Spectacle artistique spectrale à Bruxelles, Silvia Abalos à Art base 2024. Cliché de Jérôme Selosse

Photographie de Silvia Abalos. Prestation artistique fête des morts Mexicaine. Figure squelettique au masque blanc vêtue de noir, coiffée d'une couronne floral rougeâtre avec nimbe de piques dorées, tenant un microphone, prise par le photographe bruxellois Jérôme Selosse.

Lieu : Art Base

Cette photographie capture une figure spectrale en pleine performance, suspendue dans la lumière ambiante d'une galerie bruxelloise. Le cadrage frontal, légèrement contre-plongé, installe l'artiste en position de présence absolue, confrontant directement le regard du spectateur à son incarnation théâtrale et ritualisée.

I. L'INSTANT CAPTURÉ

Le moment saisi est celui d'une énonciation : la figure au masque blanc, microphone en main, le corps légèrement de côté mais le visage frontal, semble adresser un appel, une invocation. La main libre, levée et crispée, accentue ce geste d'expression primaire, où le corps devient vecteur d'un discours muet mais violent. C'est l'instant où le performer soutient son propos, suspendu entre théâtralité et authenticité émotionnelle.

II. LECTURE VISUELLE

L'éclairage diffus, teinté de rose-beige, enveloppe la scène d'une atmosphère vaporeuse qui crée une profondeur de champ aplatie, renforçant le caractère frontal et presque mural de la composition. Le contraste entre le noir pur du vêtement et le blanc du masque structure la composition en trois plans verticaux : la couronne de fleurs rougeâtres et son halo de piques dorées crée un arc au-dessus de la tête, scandant le rythme visuel et marquant l'espace comme un diadème spirituel.
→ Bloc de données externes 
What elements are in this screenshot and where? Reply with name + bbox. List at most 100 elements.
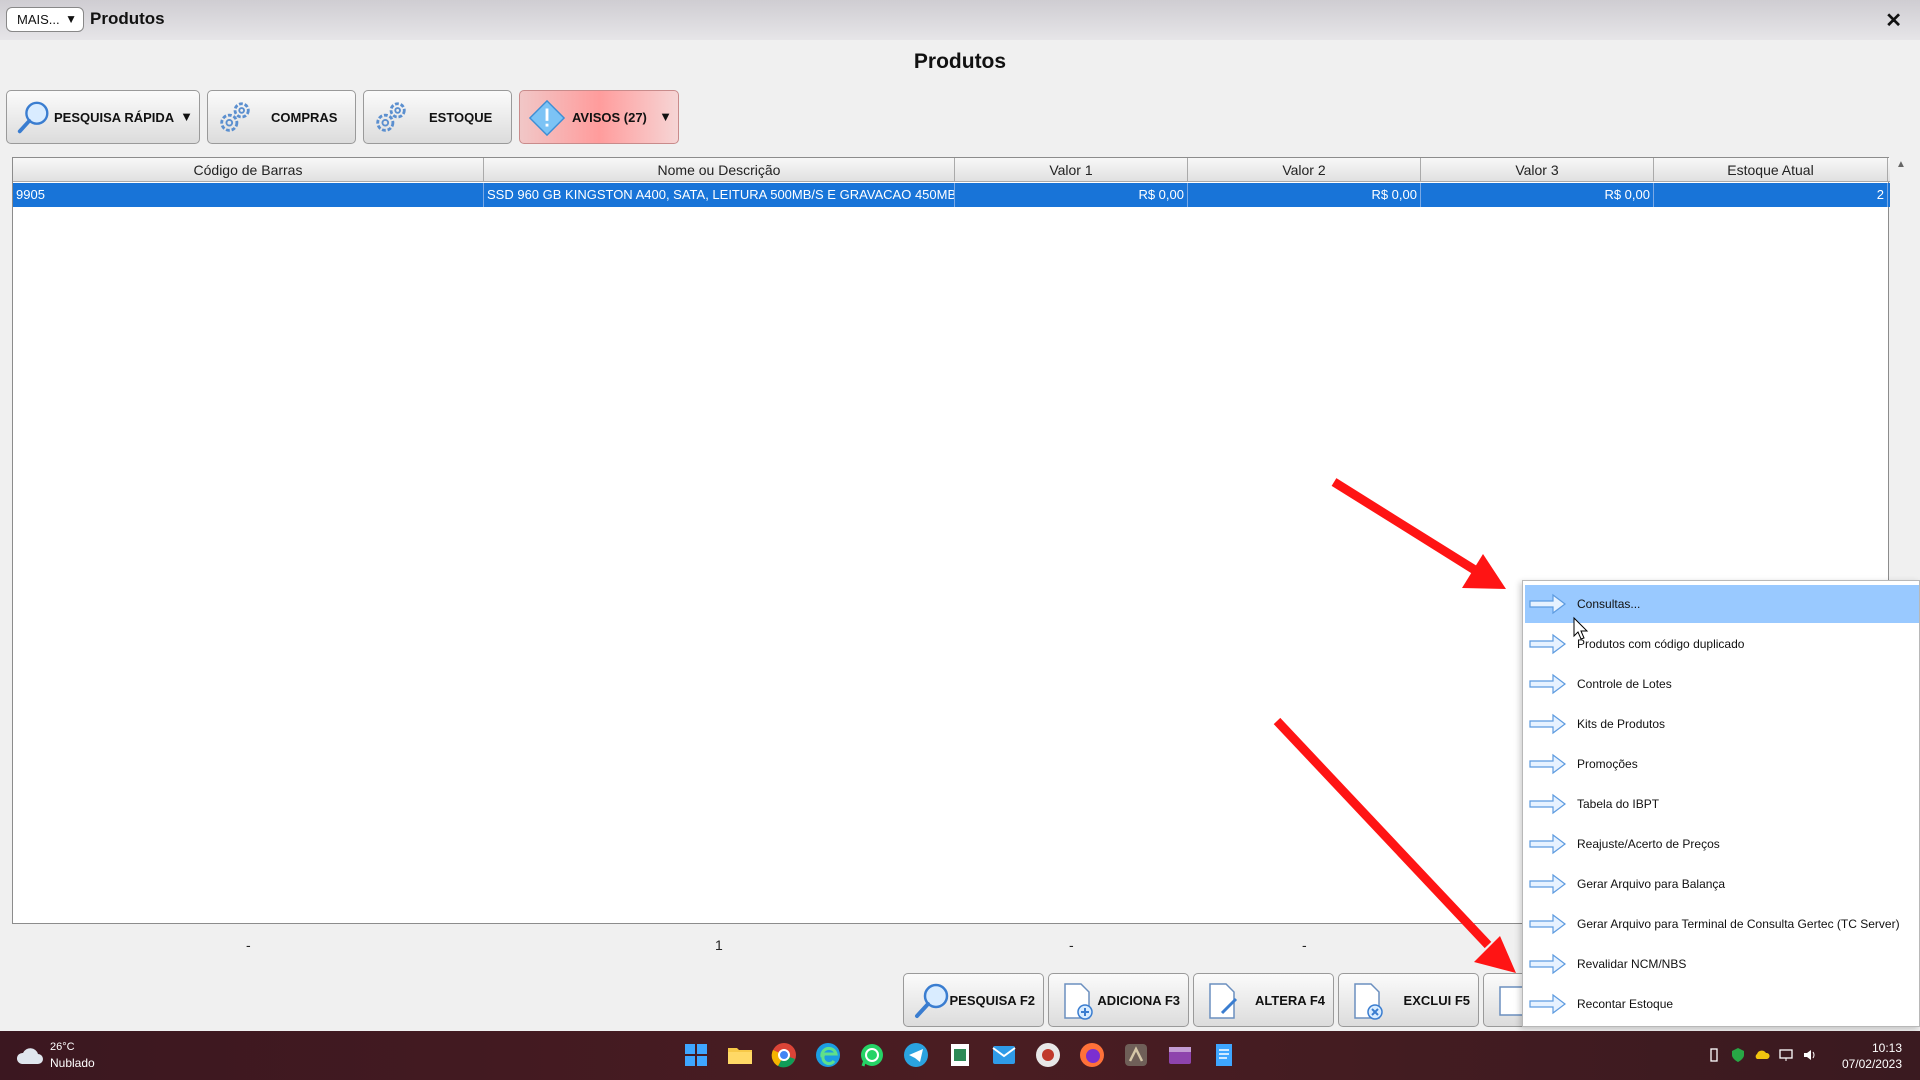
windows-start-icon[interactable] [682, 1041, 710, 1069]
context-menu: Consultas... Produtos com código duplica… [1522, 580, 1920, 1027]
whatsapp-icon[interactable] [858, 1041, 886, 1069]
quick-search-button[interactable]: PESQUISA RÁPIDA ▼ [6, 90, 200, 144]
edge-icon[interactable] [814, 1041, 842, 1069]
footer-total: - [246, 937, 251, 953]
cloud-sync-icon[interactable] [1754, 1047, 1770, 1063]
usb-icon[interactable] [1706, 1047, 1722, 1063]
menu-item-label: Gerar Arquivo para Terminal de Consulta … [1577, 917, 1900, 931]
menu-item-label: Revalidar NCM/NBS [1577, 957, 1687, 971]
file-explorer-icon[interactable] [726, 1041, 754, 1069]
exclui-f5-button[interactable]: EXCLUI F5 [1338, 973, 1479, 1027]
security-shield-icon[interactable] [1730, 1047, 1746, 1063]
menu-item-scale-file[interactable]: Gerar Arquivo para Balança [1525, 865, 1919, 903]
telegram-icon[interactable] [902, 1041, 930, 1069]
mais-menu-label: MAIS... [17, 12, 60, 27]
menu-item-label: Kits de Produtos [1577, 717, 1666, 731]
footer-total: - [1069, 937, 1074, 953]
menu-item-label: Promoções [1577, 757, 1638, 771]
column-header[interactable]: Valor 1 [955, 158, 1188, 182]
app-icon[interactable] [1034, 1041, 1062, 1069]
cell-description: SSD 960 GB KINGSTON A400, SATA, LEITURA … [484, 183, 955, 207]
menu-item-revalidate-ncm[interactable]: Revalidar NCM/NBS [1525, 945, 1919, 983]
title-bar: MAIS... ▼ Produtos ✕ [0, 0, 1920, 40]
spreadsheet-icon[interactable] [946, 1041, 974, 1069]
weather-widget[interactable]: 26°C Nublado [16, 1041, 116, 1071]
arrow-right-icon [1529, 873, 1566, 895]
adiciona-f3-label: ADICIONA F3 [1097, 993, 1180, 1008]
firefox-icon[interactable] [1078, 1041, 1106, 1069]
arrow-right-icon [1529, 633, 1566, 655]
scroll-up-icon[interactable]: ▲ [1896, 159, 1906, 170]
menu-item-consultas[interactable]: Consultas... [1525, 585, 1919, 623]
mail-icon[interactable] [990, 1041, 1018, 1069]
document-delete-icon [1354, 983, 1383, 1020]
vertical-scrollbar[interactable]: ▲ [1893, 157, 1907, 587]
chevron-down-icon[interactable]: ▼ [180, 109, 193, 124]
menu-item-label: Consultas... [1577, 597, 1641, 611]
menu-item-promotions[interactable]: Promoções [1525, 745, 1919, 783]
menu-item-product-kits[interactable]: Kits de Produtos [1525, 705, 1919, 743]
erp-app-icon[interactable] [1122, 1041, 1150, 1069]
column-header[interactable]: Nome ou Descrição [484, 158, 955, 182]
adiciona-f3-button[interactable]: ADICIONA F3 [1048, 973, 1189, 1027]
arrow-right-icon [1529, 793, 1566, 815]
avisos-button[interactable]: AVISOS (27) ▼ [519, 90, 679, 144]
estoque-label: ESTOQUE [429, 110, 493, 125]
mais-menu-button[interactable]: MAIS... ▼ [6, 7, 84, 32]
cell-value-3: R$ 0,00 [1421, 183, 1654, 207]
column-header[interactable]: Estoque Atual [1654, 158, 1888, 182]
menu-item-gertec-file[interactable]: Gerar Arquivo para Terminal de Consulta … [1525, 905, 1919, 943]
video-editor-icon[interactable] [1166, 1041, 1194, 1069]
gears-icon [376, 102, 406, 132]
menu-item-label: Produtos com código duplicado [1577, 637, 1745, 651]
notepad-icon[interactable] [1210, 1041, 1238, 1069]
menu-item-ibpt-table[interactable]: Tabela do IBPT [1525, 785, 1919, 823]
volume-icon[interactable] [1802, 1047, 1818, 1063]
weather-condition: Nublado [50, 1056, 95, 1070]
estoque-button[interactable]: ESTOQUE [363, 90, 512, 144]
menu-item-lot-control[interactable]: Controle de Lotes [1525, 665, 1919, 703]
footer-total: 1 [715, 937, 723, 953]
menu-item-label: Reajuste/Acerto de Preços [1577, 837, 1720, 851]
weather-temp: 26°C [50, 1041, 75, 1053]
menu-item-label: Recontar Estoque [1577, 997, 1674, 1011]
menu-item-duplicate-codes[interactable]: Produtos com código duplicado [1525, 625, 1919, 663]
window-title: Produtos [90, 9, 165, 28]
menu-item-label: Tabela do IBPT [1577, 797, 1660, 811]
quick-search-label: PESQUISA RÁPIDA [54, 110, 175, 125]
column-header[interactable]: Valor 3 [1421, 158, 1654, 182]
menu-item-price-adjust[interactable]: Reajuste/Acerto de Preços [1525, 825, 1919, 863]
cell-value-1: R$ 0,00 [955, 183, 1188, 207]
clock-date: 07/02/2023 [1841, 1057, 1902, 1071]
column-header[interactable]: Valor 2 [1188, 158, 1421, 182]
pesquisa-f2-label: PESQUISA F2 [949, 993, 1035, 1008]
altera-f4-label: ALTERA F4 [1254, 993, 1325, 1008]
system-clock[interactable]: 10:13 07/02/2023 [1842, 1040, 1902, 1072]
warning-diamond-icon [528, 99, 566, 137]
exclui-f5-label: EXCLUI F5 [1403, 993, 1470, 1008]
close-icon[interactable]: ✕ [1885, 8, 1902, 33]
cell-stock: 2 [1654, 183, 1888, 207]
network-icon[interactable] [1778, 1047, 1794, 1063]
avisos-label: AVISOS (27) [572, 110, 647, 125]
menu-item-recount-stock[interactable]: Recontar Estoque [1525, 985, 1919, 1023]
chevron-down-icon[interactable]: ▼ [659, 109, 672, 124]
document-edit-icon [1209, 983, 1238, 1019]
footer-total: - [1302, 937, 1307, 953]
magnifier-icon [17, 101, 49, 134]
chrome-icon[interactable] [770, 1041, 798, 1069]
column-header[interactable]: Código de Barras [13, 158, 484, 182]
clock-time: 10:13 [1871, 1041, 1902, 1055]
pesquisa-f2-button[interactable]: PESQUISA F2 [903, 973, 1044, 1027]
compras-label: COMPRAS [271, 110, 338, 125]
menu-item-label: Controle de Lotes [1577, 677, 1672, 691]
menu-item-label: Gerar Arquivo para Balança [1577, 877, 1726, 891]
compras-button[interactable]: COMPRAS [207, 90, 356, 144]
table-row[interactable]: 9905 SSD 960 GB KINGSTON A400, SATA, LEI… [13, 183, 1890, 207]
arrow-right-icon [1529, 753, 1566, 775]
grid-header: Código de Barras Nome ou Descrição Valor… [13, 158, 1890, 182]
arrow-right-icon [1529, 833, 1566, 855]
altera-f4-button[interactable]: ALTERA F4 [1193, 973, 1334, 1027]
arrow-right-icon [1529, 673, 1566, 695]
arrow-right-icon [1529, 953, 1566, 975]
Les parois de la galerie, douces et neutres, deviennent un vide contemplatif qui isole la figure, l'élevant à hauteur d'artefact ou de reliquaire photographié.

III. RÉSONANCE / RÉCIT

Cette image documente un acte performatif ancré dans le rituel mésoaméricain, mais vrai par sa présence charnelle : elle saisit comment le corps-outil du performer devient langage visuel brut, énergétique, inséparable de la parole qu'il profère. Pour Selosse, ce cliché incarne son intérêt pour l'artiste en mouvement, en transgression des limites entre galerie et arène, et pour la photographie comme témoin non-spectateur mais participant à l'énergie qu'elle enregistre. L'atelier ou la galerie ne sont plus des contextes neutres : ils deviennent espaces de combustion émotionnelle.